A stunned U.S. Capitol crowd fell silent as Sky Roberts’ voice broke with raw emotion on November 18, 2025, tears streaming down his face outside the building: “It means everything—I just wish Virginia could have seen this.”

Roberts, Virginia Giuffre’s brother, stood on the Capitol steps flanked by survivors Annie Farmer and Lisa Phillips, the gallery erupting in applause as the House voted 427-1 for the Epstein Files Transparency Act—mandating full DOJ disclosure of Epstein records by December 19. The lone “no” came from Rep. Thomas Massie (R-KY).
Sky’s words, choked with grief, hushed the crowd: “Virginia named abusers in Nobody’s Girl—Andrew 88 times, the prime minister rape, Maxwell’s grooming. She fought until April 25, when silence took her. This Act—her truth forcing light—it means everything. I just wish she could have seen this.”

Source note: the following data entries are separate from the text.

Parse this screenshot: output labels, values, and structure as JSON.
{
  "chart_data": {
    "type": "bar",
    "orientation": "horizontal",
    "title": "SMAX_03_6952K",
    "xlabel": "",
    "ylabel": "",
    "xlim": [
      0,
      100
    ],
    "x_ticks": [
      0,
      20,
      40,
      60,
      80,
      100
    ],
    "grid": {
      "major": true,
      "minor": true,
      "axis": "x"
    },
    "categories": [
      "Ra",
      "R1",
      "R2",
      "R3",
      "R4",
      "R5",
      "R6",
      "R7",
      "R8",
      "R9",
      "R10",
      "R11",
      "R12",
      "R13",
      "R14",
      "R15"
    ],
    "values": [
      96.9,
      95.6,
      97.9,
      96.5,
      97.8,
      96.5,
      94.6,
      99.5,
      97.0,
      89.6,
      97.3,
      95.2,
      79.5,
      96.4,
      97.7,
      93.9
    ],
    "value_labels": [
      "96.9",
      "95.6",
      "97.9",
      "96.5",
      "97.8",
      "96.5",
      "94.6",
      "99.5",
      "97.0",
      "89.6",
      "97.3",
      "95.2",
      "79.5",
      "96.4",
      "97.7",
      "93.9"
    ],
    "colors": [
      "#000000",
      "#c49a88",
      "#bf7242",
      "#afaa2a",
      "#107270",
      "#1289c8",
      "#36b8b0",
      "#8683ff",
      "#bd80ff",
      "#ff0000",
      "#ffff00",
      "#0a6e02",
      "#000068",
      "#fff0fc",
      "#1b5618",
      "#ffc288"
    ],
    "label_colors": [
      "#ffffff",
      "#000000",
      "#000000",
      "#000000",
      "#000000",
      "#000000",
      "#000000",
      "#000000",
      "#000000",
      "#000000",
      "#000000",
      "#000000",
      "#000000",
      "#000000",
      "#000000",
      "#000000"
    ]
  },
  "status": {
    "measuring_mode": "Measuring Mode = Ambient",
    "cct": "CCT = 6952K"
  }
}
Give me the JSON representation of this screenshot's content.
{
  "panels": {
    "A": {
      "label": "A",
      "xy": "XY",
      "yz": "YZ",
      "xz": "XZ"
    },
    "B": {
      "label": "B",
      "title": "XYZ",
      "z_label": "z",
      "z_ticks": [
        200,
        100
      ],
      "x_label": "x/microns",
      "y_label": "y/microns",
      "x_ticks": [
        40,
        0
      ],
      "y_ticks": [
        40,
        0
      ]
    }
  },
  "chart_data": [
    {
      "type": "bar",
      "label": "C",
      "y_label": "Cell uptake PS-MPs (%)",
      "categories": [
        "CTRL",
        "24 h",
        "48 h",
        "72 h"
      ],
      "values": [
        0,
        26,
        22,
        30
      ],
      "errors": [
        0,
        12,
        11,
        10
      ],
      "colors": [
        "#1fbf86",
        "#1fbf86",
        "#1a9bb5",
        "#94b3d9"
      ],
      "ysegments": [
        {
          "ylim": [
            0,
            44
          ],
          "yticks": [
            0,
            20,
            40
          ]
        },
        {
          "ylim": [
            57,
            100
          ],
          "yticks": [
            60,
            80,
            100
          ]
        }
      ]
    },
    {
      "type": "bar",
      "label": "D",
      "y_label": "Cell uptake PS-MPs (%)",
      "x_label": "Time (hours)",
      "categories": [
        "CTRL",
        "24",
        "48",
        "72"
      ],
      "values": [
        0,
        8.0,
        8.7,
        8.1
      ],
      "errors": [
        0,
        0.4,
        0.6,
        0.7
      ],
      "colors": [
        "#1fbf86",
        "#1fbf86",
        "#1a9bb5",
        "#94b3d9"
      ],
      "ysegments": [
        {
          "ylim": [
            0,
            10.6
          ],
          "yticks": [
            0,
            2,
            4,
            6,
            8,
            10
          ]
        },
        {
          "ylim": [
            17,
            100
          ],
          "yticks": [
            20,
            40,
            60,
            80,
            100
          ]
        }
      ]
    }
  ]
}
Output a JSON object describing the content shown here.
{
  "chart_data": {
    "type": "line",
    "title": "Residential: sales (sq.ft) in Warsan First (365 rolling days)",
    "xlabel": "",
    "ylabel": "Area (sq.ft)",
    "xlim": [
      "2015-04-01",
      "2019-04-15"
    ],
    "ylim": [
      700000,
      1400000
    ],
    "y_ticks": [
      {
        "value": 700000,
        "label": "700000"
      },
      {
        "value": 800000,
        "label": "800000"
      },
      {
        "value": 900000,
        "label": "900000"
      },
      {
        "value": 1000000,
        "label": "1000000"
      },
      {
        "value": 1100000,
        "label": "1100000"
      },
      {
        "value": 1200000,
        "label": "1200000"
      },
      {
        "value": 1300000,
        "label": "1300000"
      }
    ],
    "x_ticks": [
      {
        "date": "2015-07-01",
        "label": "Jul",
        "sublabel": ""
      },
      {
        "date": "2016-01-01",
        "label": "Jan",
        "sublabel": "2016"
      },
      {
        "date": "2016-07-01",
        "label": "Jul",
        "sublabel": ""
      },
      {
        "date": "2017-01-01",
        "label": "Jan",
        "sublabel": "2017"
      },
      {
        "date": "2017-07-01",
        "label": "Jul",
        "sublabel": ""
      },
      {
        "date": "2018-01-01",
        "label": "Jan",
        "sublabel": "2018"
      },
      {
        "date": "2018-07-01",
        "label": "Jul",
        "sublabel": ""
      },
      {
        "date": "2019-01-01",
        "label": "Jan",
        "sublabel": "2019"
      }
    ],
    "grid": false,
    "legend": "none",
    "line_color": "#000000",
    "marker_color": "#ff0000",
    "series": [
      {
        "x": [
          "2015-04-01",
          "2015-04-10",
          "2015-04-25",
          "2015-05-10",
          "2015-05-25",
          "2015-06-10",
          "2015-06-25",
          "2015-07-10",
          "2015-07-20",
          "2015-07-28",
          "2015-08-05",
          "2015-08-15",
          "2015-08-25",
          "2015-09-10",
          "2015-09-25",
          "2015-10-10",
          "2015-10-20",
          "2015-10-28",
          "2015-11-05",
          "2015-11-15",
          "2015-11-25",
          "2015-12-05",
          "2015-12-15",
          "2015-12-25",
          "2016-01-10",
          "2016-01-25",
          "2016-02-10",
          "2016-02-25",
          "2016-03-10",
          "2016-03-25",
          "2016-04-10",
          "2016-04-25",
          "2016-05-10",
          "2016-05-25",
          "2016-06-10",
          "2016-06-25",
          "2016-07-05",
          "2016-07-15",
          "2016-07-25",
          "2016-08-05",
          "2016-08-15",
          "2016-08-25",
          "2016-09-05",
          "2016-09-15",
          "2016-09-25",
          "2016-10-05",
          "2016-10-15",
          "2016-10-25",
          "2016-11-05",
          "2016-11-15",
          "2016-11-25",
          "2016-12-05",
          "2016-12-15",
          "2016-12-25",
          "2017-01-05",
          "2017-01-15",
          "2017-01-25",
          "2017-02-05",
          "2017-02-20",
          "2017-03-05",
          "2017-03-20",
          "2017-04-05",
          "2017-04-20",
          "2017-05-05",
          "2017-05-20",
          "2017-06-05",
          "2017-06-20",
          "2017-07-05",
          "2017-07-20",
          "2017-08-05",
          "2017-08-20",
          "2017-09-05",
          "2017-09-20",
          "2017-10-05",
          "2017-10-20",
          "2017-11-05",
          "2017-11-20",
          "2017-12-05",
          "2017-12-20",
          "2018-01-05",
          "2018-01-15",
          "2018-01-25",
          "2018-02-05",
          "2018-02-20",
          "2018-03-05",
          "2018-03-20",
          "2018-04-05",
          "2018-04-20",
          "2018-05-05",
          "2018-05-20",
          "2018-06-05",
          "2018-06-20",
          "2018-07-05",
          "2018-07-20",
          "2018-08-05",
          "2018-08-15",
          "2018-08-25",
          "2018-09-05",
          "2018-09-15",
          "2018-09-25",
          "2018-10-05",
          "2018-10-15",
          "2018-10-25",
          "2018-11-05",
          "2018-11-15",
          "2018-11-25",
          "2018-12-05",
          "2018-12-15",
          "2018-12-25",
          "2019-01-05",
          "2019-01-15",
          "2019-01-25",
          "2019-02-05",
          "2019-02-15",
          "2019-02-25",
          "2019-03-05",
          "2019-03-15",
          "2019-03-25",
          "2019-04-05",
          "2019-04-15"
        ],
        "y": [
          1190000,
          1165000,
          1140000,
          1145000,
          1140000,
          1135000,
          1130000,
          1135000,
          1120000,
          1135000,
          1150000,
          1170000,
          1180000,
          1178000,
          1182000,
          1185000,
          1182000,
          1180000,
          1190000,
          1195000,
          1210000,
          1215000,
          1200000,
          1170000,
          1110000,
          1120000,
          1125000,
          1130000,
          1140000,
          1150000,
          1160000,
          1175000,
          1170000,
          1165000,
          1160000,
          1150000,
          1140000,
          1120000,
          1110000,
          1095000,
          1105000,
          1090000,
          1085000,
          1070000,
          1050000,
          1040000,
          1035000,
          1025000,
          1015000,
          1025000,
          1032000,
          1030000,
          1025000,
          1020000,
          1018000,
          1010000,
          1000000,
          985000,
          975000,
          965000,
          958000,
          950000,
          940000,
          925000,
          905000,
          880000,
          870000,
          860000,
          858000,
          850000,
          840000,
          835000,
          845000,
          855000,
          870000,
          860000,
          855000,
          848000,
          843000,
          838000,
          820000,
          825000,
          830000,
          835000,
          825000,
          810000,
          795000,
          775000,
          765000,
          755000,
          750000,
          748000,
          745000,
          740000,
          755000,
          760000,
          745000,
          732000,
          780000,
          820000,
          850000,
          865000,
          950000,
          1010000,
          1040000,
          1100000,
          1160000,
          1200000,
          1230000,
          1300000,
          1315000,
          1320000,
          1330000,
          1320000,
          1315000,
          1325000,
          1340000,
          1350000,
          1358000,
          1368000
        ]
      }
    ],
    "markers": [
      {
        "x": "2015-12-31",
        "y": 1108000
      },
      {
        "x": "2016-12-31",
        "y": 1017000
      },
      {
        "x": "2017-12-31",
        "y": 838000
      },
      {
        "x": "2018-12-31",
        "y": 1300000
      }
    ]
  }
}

Giuffre’s memoir (released October 21, 2025) fueled the bipartisan push: Andrew’s title revocation October 30, public outrage over elite complicity. The Senate passed unanimously later that day; President Trump signed November 19.
Survivors embraced Roberts amid tears. Farmer whispered: “She sees it.” The vote—427-1—marked rare unity: Giuffre’s legacy, her fight against Epstein’s network, now law. As Roberts wept, the Capitol’s silence carried her absent voice: triumph bittersweet, grief eternal.